В большой холостяцкой квартире Танеева на стульчике у рояля сидел Саша Скрябин, маленький, бледный кадетик. Сергей Иванович, поглядывая на мальчика с улыбкой и даже, кажется, подмигивая ему, говорил взволнованной Любови Александровне:

— Слух превосходный, очевидные способности. Правда, пальцы слегка слабоваты… Но в конце-то концов… Вы летом на даче?

— Да, мы в Ховрино, — торопливо, точно от этого что-то зависело, сказала Любовь Александровна, — по Николаевской железной дороге.

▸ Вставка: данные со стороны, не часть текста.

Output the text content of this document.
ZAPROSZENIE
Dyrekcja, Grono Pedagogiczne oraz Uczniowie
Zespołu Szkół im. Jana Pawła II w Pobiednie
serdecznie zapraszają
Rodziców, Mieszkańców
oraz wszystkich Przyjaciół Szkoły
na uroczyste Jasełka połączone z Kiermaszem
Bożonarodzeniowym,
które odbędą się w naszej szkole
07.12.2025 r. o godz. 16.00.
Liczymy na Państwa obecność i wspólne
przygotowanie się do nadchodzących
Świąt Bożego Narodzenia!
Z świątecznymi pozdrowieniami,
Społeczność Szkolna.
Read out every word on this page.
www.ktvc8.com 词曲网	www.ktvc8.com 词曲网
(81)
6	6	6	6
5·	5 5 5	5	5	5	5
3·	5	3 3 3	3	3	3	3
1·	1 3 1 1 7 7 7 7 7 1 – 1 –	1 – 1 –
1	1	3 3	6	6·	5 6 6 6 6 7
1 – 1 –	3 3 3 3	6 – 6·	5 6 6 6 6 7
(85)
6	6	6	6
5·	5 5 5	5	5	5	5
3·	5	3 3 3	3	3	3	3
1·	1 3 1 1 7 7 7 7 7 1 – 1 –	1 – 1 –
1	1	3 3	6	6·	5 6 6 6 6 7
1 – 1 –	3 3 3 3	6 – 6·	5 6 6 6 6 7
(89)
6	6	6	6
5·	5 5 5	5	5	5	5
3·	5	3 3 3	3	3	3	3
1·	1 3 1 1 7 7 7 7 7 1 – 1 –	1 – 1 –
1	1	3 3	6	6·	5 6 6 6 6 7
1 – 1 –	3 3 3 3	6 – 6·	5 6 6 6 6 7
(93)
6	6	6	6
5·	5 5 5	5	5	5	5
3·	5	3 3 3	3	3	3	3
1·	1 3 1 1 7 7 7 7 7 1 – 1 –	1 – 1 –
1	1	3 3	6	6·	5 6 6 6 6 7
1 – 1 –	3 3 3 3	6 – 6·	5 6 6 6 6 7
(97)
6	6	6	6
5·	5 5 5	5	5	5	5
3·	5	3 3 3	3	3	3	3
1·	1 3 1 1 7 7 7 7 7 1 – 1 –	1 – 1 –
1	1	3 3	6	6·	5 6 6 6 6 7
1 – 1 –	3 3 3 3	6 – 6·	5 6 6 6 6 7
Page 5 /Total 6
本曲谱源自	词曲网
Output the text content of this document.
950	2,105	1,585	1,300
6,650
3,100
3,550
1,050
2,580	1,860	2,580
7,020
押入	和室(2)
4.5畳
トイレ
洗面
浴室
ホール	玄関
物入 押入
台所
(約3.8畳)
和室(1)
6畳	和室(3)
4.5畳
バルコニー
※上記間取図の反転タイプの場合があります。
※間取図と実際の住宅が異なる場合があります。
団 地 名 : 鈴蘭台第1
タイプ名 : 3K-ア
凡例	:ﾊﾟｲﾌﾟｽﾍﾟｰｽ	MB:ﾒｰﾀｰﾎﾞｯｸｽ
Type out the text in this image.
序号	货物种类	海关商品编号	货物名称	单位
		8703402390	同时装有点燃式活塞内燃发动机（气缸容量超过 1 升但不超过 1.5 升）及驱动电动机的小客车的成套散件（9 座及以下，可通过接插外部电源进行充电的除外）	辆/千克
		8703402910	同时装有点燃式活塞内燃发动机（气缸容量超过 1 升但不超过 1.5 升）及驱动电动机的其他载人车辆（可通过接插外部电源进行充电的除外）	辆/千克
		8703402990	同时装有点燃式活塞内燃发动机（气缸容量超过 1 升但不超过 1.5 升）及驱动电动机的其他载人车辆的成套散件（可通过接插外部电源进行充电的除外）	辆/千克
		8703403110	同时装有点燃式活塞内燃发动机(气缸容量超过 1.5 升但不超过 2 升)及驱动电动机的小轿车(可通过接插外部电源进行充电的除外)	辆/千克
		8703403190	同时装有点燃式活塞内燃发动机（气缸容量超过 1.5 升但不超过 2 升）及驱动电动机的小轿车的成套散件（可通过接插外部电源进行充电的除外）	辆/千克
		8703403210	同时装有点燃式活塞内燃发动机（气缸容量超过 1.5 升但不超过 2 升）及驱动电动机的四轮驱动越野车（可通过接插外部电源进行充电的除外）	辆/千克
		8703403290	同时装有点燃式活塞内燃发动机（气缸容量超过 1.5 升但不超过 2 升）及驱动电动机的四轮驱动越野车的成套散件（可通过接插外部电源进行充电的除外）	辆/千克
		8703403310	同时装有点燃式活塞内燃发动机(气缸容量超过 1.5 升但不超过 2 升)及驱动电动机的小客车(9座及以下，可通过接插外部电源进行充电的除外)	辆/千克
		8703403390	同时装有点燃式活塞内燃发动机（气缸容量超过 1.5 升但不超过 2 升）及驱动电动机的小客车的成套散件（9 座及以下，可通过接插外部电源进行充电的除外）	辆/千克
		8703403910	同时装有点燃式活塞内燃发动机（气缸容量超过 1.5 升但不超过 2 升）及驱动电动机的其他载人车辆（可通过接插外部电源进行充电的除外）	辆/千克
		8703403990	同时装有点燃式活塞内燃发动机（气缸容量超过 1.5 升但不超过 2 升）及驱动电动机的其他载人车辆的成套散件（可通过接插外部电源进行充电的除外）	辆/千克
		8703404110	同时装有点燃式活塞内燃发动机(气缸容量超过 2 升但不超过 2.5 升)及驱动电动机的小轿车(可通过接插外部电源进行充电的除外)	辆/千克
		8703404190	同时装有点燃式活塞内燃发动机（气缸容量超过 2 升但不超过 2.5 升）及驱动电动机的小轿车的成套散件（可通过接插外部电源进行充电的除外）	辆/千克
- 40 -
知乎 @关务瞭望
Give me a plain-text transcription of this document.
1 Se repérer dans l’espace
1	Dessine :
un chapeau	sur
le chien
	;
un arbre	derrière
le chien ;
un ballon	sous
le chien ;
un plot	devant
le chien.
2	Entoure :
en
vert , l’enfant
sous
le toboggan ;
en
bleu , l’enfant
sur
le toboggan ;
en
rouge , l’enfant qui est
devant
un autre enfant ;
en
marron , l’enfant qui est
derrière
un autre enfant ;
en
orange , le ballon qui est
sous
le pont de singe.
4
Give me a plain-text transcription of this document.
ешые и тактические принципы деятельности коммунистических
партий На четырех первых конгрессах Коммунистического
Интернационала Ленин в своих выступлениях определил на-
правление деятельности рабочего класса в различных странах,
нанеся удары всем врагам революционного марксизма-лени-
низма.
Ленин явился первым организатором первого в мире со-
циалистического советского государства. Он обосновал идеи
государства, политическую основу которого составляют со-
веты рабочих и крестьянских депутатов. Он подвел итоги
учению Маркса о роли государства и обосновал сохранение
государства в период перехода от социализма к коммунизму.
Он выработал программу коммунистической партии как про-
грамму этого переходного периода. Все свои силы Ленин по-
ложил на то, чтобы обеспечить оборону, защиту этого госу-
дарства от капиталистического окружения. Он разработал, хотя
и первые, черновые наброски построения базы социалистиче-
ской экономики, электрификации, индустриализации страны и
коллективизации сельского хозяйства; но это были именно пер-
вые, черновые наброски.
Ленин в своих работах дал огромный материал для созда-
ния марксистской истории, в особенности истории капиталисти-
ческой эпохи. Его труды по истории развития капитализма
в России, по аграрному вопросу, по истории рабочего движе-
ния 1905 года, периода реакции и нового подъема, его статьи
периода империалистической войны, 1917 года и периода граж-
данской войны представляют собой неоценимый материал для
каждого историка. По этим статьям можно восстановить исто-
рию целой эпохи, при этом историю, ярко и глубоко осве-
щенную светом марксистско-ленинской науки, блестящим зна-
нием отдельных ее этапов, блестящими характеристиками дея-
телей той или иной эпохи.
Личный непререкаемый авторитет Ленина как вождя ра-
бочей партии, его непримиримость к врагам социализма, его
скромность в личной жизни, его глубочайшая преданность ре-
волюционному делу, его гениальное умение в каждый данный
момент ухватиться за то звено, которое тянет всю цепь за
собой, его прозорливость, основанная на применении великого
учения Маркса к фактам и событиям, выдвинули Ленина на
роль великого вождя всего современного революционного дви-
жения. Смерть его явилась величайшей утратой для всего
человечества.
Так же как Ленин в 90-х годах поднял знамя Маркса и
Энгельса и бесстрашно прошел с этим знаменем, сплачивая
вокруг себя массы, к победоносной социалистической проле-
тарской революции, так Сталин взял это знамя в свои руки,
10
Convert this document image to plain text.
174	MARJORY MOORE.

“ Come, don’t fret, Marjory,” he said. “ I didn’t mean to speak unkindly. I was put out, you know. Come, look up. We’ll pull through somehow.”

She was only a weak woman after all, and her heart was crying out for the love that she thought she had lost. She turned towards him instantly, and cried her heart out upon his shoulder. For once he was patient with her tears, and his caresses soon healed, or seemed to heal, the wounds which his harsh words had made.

— Очень хорошо, — сказал Танеев, — прекрасная местность… Пруды… Соловьи… В Ховрино я вам порекомендую юношу, который, кстати, нуждается в заработке… А зимой в музыкальную бурсу к Николаю Сергеевичу Звереву… У него там чудные детки — Леля Максимов, Сережа Рахманинов, Мотя Прессман… Ружейный переулок… — Он взял лист бумаги и написал, одновременно произнося вслух: — Николай Сергеевич Зверев, профессор младших классов консерватории…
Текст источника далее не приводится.